Today I was squeezed in for an appointment with Dr. Mohler, the crazy, but skilled, orthopedic surgeon. The point of the meeting would be to see about walking. Last time I met with him, my mom, dad, and sister were there. He was the doctor that ultimately put in the official request for my first CT-guided needle biopsy. He was also the doctor that moved my leg around very rough and I think my dad almost jumped out of his chair to give him a Texas-sized punch-in-the-face. My dad came with me to today's appointment too. Even though I had to keep him settled down, it was nice to have a body guard there...he is pretty protective. But Mohler eased up on me this time, and the only real negative was the fact that he had me put in these ridiculous blue shorts:


I just marked new territory in my crutchedyness. I was crutching myself to the kitchen to get a water and I felt my nose running, and instead of crutching "all the way to the bathroom" to get something to wipe it off, I used the bottom of my shirt (the inside part on the bottom, so no one can see it). I guess that also solidifies that I'm still redneck in my roots.
I have had two PET/CT scans so far. The first PET/CT showed three different cancer spots, one on my hip, one on my thoracic spine, and one on my sternum. The second PET/CT, done 2 weeks after my second round of chemotherapy, showed that the three different spots actually faded to the background...there was no more visible signs of cancer in my body. I also don't show any blood markers that indicate cancer. What this probably means is that most, if not all, of the cancer cells in my body are dead. There could still be cancer cells that don't show up, like if there are some in my bone marrow. But basically, after two rounds of chemo, the cancer cells are all dead. The third, fourth, fifth, and six rounds of chemo are just for the purposes of killing the dead cells more.
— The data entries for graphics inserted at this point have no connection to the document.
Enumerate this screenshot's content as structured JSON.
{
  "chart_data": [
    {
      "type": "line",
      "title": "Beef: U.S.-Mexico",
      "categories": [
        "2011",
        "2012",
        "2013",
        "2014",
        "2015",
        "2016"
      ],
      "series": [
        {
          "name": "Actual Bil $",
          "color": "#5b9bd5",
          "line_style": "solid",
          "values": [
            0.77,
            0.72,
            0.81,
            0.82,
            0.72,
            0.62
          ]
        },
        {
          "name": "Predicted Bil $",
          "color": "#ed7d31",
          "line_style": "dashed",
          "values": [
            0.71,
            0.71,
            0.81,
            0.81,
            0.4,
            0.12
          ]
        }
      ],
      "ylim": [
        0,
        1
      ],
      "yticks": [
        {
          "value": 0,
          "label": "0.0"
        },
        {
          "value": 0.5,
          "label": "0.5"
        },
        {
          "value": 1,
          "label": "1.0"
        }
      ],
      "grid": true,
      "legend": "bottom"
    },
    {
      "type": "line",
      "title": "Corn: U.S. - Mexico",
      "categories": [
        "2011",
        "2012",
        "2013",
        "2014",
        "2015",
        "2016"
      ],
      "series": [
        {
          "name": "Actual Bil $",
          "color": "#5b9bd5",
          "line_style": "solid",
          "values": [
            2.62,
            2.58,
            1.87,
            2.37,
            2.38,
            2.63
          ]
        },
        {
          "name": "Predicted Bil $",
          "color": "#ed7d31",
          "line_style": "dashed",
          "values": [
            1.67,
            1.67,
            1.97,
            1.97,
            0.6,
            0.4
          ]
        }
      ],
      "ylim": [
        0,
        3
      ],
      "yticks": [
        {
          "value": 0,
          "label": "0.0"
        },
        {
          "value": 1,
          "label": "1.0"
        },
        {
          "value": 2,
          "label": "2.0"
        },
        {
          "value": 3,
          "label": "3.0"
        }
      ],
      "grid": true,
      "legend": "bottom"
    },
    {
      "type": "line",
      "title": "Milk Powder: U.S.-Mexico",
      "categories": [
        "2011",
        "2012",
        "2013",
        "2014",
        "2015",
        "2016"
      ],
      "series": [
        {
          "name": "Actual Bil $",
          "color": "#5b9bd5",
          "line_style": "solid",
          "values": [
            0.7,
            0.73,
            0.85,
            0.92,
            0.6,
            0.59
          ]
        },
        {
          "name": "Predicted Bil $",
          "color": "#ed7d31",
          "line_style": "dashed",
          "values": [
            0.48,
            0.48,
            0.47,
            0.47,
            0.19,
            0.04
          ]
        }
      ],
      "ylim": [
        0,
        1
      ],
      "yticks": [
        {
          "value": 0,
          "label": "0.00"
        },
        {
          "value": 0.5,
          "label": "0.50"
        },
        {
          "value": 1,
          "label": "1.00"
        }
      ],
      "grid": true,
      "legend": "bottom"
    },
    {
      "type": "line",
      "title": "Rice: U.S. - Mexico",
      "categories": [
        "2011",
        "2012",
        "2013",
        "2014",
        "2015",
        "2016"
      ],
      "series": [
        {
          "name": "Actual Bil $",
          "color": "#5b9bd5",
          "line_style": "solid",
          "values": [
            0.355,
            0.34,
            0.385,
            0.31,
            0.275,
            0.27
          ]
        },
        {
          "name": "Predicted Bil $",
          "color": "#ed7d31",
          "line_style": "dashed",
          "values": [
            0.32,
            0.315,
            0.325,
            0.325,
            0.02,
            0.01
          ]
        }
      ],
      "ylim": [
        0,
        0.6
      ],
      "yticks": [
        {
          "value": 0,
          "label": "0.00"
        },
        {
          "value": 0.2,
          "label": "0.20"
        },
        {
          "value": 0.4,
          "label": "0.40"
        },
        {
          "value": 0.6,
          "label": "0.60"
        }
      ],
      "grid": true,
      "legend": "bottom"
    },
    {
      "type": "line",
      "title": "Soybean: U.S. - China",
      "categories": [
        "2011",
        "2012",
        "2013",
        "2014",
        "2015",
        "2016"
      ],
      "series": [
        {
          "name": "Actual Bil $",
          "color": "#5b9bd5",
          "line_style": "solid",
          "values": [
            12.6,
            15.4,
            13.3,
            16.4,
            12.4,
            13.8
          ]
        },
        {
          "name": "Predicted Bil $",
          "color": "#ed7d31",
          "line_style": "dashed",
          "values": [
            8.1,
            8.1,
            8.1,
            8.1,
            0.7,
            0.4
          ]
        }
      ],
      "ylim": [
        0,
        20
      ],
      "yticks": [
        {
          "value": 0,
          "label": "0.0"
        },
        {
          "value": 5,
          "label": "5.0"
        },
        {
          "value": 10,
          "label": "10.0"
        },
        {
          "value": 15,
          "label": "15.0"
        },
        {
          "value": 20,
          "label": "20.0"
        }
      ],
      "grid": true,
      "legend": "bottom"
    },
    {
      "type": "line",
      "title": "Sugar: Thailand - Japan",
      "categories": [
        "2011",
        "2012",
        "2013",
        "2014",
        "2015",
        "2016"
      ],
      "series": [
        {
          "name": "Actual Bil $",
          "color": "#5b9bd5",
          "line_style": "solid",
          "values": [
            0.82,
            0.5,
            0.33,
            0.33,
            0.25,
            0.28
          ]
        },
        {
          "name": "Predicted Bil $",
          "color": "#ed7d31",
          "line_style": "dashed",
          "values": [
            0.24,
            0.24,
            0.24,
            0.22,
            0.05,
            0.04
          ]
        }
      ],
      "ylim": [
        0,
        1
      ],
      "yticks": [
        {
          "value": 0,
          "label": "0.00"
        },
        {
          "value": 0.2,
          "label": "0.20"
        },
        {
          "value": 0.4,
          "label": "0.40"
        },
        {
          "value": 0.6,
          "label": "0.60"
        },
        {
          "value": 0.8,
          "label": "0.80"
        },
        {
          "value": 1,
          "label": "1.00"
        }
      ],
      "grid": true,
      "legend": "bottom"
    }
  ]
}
Then the radiation is also going to kill them even further. The next set of medical decisions will be about getting me walking again...and possibly jumping.
Here (left) they are about to poke me with the needle for my IV. If you click on the image to see it larger, you'll get even more creeped out! I watched it go into my arm and I feel like some kind of a tough guy.
Two of my vballers came to visit me while I got my chemo. They were so cool and fun to be around that I fell asleep within about 20 minutes and they had to leave. Just kidding Lindz and Pace! My bad...it was the drugs! Thanks for coming by! By the way, look at that dude in the window above us! He will now be my symbol of health, my odd guardian angel that is probably on the same drugs I am.
Woke up, took about 10 pills, and everything seemed to start pushing on my stomach at the same time. Now my body feels decent still. I am even not going all that crazy in my brain with the brain drugs. My heart rate was elevated at one point, but now it has slowed to about 82 (a little higher than normal). I am still checking for a reaction to one of these drugs.